Even though O.J. Simpson is in prison, he just can’t stay out of tax trouble. Once again he is on the receiving end of tax liens, this time for unpaid 2011 Income Taxes in Miami-Dade County, Florida. O.J. Simpson’s latest tax problems are yet another act in the ongoing legal drama surrounding the former athlete.
Simpson was sentenced to 33 years in a Nevada prison for a 2007 armed robbery in a casino hotel room where some of his personal sports memorabilia was being offered for sale. Although he earns very little income as an inmate, he continues to receive an NFL pension estimated at approximately $19,000 per month. Internal Revenue’s most recent income tax lien is in the amount of $17,015.99. An earlier lien, filed last year, addressed $179,437 in unpaid taxes on Simpson’s Kendall, Florida, home from 2007 to 2010.

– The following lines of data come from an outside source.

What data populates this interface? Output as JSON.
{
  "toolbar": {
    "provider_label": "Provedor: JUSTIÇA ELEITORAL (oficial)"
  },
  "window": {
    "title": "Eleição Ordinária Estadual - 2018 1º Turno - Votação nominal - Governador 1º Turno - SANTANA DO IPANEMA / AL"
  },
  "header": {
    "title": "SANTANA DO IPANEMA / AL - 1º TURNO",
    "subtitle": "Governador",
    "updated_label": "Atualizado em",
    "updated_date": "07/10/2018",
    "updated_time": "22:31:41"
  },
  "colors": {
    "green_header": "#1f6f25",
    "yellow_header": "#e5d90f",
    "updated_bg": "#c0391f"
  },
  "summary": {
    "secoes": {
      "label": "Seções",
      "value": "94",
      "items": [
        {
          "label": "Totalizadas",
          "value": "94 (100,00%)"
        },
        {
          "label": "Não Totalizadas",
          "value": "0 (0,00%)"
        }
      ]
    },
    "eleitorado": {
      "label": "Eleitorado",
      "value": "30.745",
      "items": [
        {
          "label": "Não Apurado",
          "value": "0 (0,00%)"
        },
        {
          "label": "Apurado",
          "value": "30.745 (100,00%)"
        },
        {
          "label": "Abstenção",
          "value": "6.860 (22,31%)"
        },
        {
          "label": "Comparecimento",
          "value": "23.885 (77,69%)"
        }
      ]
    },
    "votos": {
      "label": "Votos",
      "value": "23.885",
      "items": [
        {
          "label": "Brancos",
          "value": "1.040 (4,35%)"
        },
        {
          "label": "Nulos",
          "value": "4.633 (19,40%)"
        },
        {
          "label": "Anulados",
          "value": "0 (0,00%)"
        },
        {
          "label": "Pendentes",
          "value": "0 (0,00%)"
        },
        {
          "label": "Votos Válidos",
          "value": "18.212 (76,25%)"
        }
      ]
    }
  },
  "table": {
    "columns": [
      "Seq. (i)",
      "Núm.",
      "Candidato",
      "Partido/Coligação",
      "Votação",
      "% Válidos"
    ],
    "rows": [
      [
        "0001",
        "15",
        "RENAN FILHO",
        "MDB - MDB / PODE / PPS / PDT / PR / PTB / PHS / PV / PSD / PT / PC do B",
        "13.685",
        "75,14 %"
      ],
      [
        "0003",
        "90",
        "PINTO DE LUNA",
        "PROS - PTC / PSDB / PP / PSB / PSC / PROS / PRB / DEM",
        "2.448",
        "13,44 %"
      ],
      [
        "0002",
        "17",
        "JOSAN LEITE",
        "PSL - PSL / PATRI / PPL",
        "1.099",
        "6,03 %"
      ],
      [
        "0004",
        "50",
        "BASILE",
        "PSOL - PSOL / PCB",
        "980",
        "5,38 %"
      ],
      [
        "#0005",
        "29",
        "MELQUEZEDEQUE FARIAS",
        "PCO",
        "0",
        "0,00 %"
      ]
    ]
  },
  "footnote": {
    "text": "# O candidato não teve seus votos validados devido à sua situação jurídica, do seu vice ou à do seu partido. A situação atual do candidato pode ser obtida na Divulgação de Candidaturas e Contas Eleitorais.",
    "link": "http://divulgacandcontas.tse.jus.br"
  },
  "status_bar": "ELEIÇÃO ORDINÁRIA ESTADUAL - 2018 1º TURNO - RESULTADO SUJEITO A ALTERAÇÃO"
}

The troubled former Buffalo Bills football player looked to be leading a charmed life at one point: he had a beautiful wife and children, his gridiron career was followed by acting roles in the popular “Naked Gun” movies, sportscasting, and appearances in the popular Hertz Rent-a-Car commercials which depicted him running through an airport terminal. All of that came to a crashing halt in 1994, when he was charged with the brutal murders of his former wife, Nicole Brown Simpson, and her friend, Ronald Goldman. Although Simpson was acquitted of the crime after a high-profile criminal trial, he later lost a civil wrongful death suit brought by the Goldman family in 1997.
Fast forward to 2007, another notoriously bad year for Simpson. In February, a Los Angeles District Court judge ordered Simpson’s earnings and royalties from movies, television and commercials be redirected to the Goldman family. Later that year, the Goldmans purchased the copyright, media rights, and movie rights to Simpson’s book, “If I Did It”, from a Bankruptcy court trustee. And in September, he faced 10 criminal counts in relation to the incident in Las Vegas, including armed robbery, kidnapping, and conspiracy to kidnap. Simpson has been serving time in Nevada since 2008, without possibility of parole until 2017. Hopefully, he’ll have his tax troubles under control by then.